WASHINGTON, D.C.: Donald Trump’s secretary of state pick Rex Tillerson hit out at China Wednesday (Thursday in Manila) during his Senate confirmation hearing, warning the US would send a “clear signal” that the Asian giant must abandon its artificial islands in the South China Sea.
“We’re going to have to send China a clear signal that, first the island-building stops, and second, your access to those islands is also not going to be allowed,” Tillerson told a US Senate committee.
Beijing has fuelled regional tensions by turning tiny, ecologically fragile reefs and islets in the strategically vital South China Sea into artificial islands hosting military facilities.
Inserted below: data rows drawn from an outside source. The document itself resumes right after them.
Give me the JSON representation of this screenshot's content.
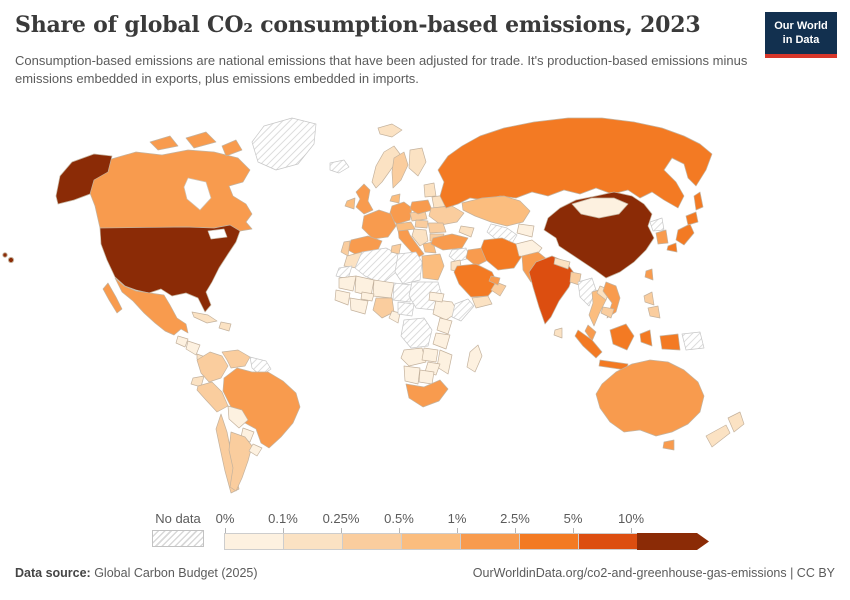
{
  "header": {
    "title": "Share of global CO₂ consumption-based emissions, 2023",
    "subtitle": "Consumption-based emissions are national emissions that have been adjusted for trade. It's production-based emissions minus emissions embedded in exports, plus emissions embedded in imports.",
    "logo": {
      "line1": "Our World",
      "line2": "in Data",
      "bg_color": "#12304f",
      "accent_color": "#d7362a"
    }
  },
  "legend": {
    "no_data_label": "No data",
    "bins": [
      {
        "label": "0%",
        "color": "#FDF1E0"
      },
      {
        "label": "0.1%",
        "color": "#FBE2C3"
      },
      {
        "label": "0.25%",
        "color": "#FACD9E"
      },
      {
        "label": "0.5%",
        "color": "#FBBD7E"
      },
      {
        "label": "1%",
        "color": "#F89B4E"
      },
      {
        "label": "2.5%",
        "color": "#F37A23"
      },
      {
        "label": "5%",
        "color": "#DC4E10"
      },
      {
        "label": "10%",
        "color": "#8B2B06"
      }
    ]
  },
  "footer": {
    "source_label": "Data source:",
    "source_value": " Global Carbon Budget (2025)",
    "credit": "OurWorldinData.org/co2-and-greenhouse-gas-emissions | CC BY"
  },
  "chart_data": {
    "type": "choropleth",
    "title": "Share of global CO₂ consumption-based emissions, 2023",
    "unit": "% of global consumption-based CO₂ emissions",
    "bin_ranges": [
      "0–0.1%",
      "0.1–0.25%",
      "0.25–0.5%",
      "0.5–1%",
      "1–2.5%",
      "2.5–5%",
      "5–10%",
      "10%+"
    ],
    "no_data_bin": 0,
    "countries": {
      "united-states": 8,
      "canada": 5,
      "greenland": 0,
      "mexico": 5,
      "guatemala": 1,
      "honduras-nicaragua": 1,
      "costa-rica-panama": 2,
      "cuba": 2,
      "hispaniola": 2,
      "colombia": 3,
      "venezuela": 3,
      "guyana-suriname": 0,
      "ecuador": 2,
      "peru": 3,
      "brazil": 5,
      "bolivia": 1,
      "paraguay": 1,
      "chile": 3,
      "argentina": 3,
      "uruguay": 1,
      "iceland": 0,
      "svalbard": 2,
      "united-kingdom": 5,
      "ireland": 4,
      "norway": 2,
      "sweden": 3,
      "finland": 2,
      "denmark": 4,
      "germany": 5,
      "france": 5,
      "spain": 5,
      "portugal": 3,
      "italy": 5,
      "switzerland-austria": 4,
      "czechia-slovakia": 3,
      "poland": 5,
      "baltics": 2,
      "belarus": 2,
      "ukraine": 3,
      "romania": 3,
      "hungary": 3,
      "balkans": 2,
      "bulgaria": 3,
      "greece": 4,
      "russia": 6,
      "kazakhstan": 4,
      "turkmenistan-uzbekistan": 0,
      "kyrgyzstan-tajikistan": 1,
      "caucasus": 2,
      "turkey": 5,
      "syria": 0,
      "israel-jordan": 2,
      "iraq": 5,
      "iran": 6,
      "saudi-arabia": 6,
      "yemen": 2,
      "oman": 3,
      "uae-qatar": 5,
      "afghanistan": 1,
      "pakistan": 5,
      "morocco": 2,
      "western-sahara": 0,
      "algeria": 0,
      "tunisia": 3,
      "libya": 0,
      "egypt": 4,
      "mauritania": 1,
      "mali": 1,
      "niger": 1,
      "chad": 0,
      "sudan": 0,
      "senegal-guinea": 1,
      "ivory-coast-ghana": 1,
      "burkina-faso": 1,
      "nigeria": 3,
      "cameroon": 1,
      "central-african-republic": 0,
      "ethiopia": 1,
      "eritrea-djibouti": 1,
      "somalia": 0,
      "dr-congo": 0,
      "kenya": 1,
      "tanzania": 1,
      "angola": 1,
      "zambia": 1,
      "mozambique": 1,
      "zimbabwe": 1,
      "namibia": 1,
      "botswana": 1,
      "south-africa": 5,
      "madagascar": 1,
      "india": 7,
      "sri-lanka": 2,
      "nepal": 2,
      "bangladesh": 3,
      "china": 8,
      "mongolia": 1,
      "taiwan": 5,
      "north-korea": 0,
      "south-korea": 5,
      "japan": 6,
      "myanmar": 0,
      "thailand": 4,
      "laos": 2,
      "vietnam": 5,
      "cambodia": 3,
      "malaysia": 5,
      "philippines": 3,
      "indonesia": 6,
      "papua-new-guinea": 0,
      "australia": 5,
      "new-zealand": 2
    }
  }
}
The former ExxonMobil chief said China’s building in the disputed waters and its declaration of an air defense identification zone over the Japanese-controlled Senkaku islands in the East China Sea were “illegal actions.”
“They are taking territory or control or declaring control of territories that are not rightfully China’s.”
Beijing asserts a claim to almost the whole of the South China Sea, which the Philippines calls the West Philippine Sea, based on a “nine-dash line” dating to 1940s-era maps.
An international tribunal – whose jurisdiction Beijing rejected – ruled last year on a suit lodged by the Philippines that there was no legal basis to such claims.
Apart from the Philippines, other countries that have overlapping claims in the South China Sea are Brunei, Vietnam and Malaysia.
‘Wait and see’
Malacañang on Thursday said it would adopt in the meantime a “wait-and-see” approach on Trump’s policy on the South China Sea dispute.
“The remarks of Mr. Rex Tillerson during his confirmation hearing before the United States Senate Foreign Relations Committee reflect his personal beliefs and should be respected,” Presidential Communications Secretary Martin Andanar said in a statement.
“The reasonable response is to wait and see what the new administration’s policy pronouncements will be,” he added.
The Palace official reiterated that the Duterte government was committed to pursue a peaceful resolution to the dispute with China.
“What is important is for both sides to remain committed to peace and stability in this part of the world and to refrain from any and all acts that would jeopardize freedom of navigation and overflights along this vital sea lane,” Andanar said.
On Wednesday, Foreign Secretary Perfecto Yasay Jr. said the Philippines, as chairman of the Association of Southeast Asian Nations this year, would intensify efforts to fast-track discussions on the Declaration on the Conduct of Parties in the South China Sea and eventually complete the long-delayed framework for a Code of Conduct in the contested waters.